Tuesday, August 5, 2008

K.P. n Chocolate Cheesecake

There is no other way to say this than, one of my best friends is struggling for her life. Kristin Price, KP (as I call her), has Cystic Fibrosis. In the time I have known KP she has battled off and on with this disease. Personally, I think it sucks. I love my friend. She was one of the first people I got to know as I returned home to Calvary 3 years ago. She was also one of the only people I felt that I could be my self with. I felt I didn't have to put up a stained glass masquerade with her as I felt I needed to with most everyone else. She was so "real" and made me feel as I could be the same. I can remember first meeting her at Leadership Advance in January of '06. If I had one word to describe KP, it would be spitfire. We ended up being in the same group and became extremely close from the start. I can remember God saying to me that I need to get to know this girl. So began our friendship.

KP n I always talked about everything. We didn't hold things back. We talked about our failures and successes in every walk of life knowing that God loved us and we loved each other. It was okay if we messed up. It was okay if we succeeded. One of our biggest talks was always about relationships. We sat in The Waffle Shop talking about our current "loves". It was then that our inside joke was born. In pure KP style n humor she said, "Randy, he's like chocolate cake (motioning to one hand) n he's like cheesecake (motioning to the other hand) but I want chocolate cheesecake!" We shared a laugh and for months we joked about different guys potentially being chocolate cheesecake. Then along came Jason...

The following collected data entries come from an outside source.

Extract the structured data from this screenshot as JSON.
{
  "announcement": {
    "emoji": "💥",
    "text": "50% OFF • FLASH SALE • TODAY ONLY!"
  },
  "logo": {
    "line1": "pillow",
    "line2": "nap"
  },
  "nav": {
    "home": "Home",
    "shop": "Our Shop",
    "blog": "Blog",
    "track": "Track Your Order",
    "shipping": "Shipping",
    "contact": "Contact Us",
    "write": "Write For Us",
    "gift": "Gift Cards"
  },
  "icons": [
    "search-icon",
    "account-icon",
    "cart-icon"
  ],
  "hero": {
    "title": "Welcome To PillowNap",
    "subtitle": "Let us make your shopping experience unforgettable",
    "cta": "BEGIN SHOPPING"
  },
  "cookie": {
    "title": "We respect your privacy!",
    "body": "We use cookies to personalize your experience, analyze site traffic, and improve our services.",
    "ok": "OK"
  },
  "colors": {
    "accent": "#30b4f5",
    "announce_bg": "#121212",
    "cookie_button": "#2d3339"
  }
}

I wasn't too impressed with Jason the first time I met him. Of course, I am extremely protective of KP so I wouldn't have been impressed with anyone but as time went on I began to realize that Jason WAS chocolate cheesecake. Not only was he just any run of the mill chocolate cheesecake but he was chocolate cheesecake from The Cheesecake Factory!

I look back at the past year how they have grown together and it makes me smile. I thank God for Jason. KP deserves a man as good as Jason and he deserves a woman as good as her. As she struggles for her life, I thank God that Jason can be there for her and her parents but feel sad that he has to witness the love of his life experiencing the trouble she is. I know this though, Jason will never regret the time he had with her no matter how much he hurts. You see, a moment with KP and you will be forever changed. I was. Despite the garbage she endures, she is so full of life and it infects you and makes you realize just how precious life really is. I chose the picture above because I felt it captured her life, happy and full of life. I pray that God would give me more time with my friend. But mostly, I pray that others may spend time more time with her because she will point anyone to our loving God by the joy evidenced in her life in the midst of great trials. Thank you, Papa, for my friend.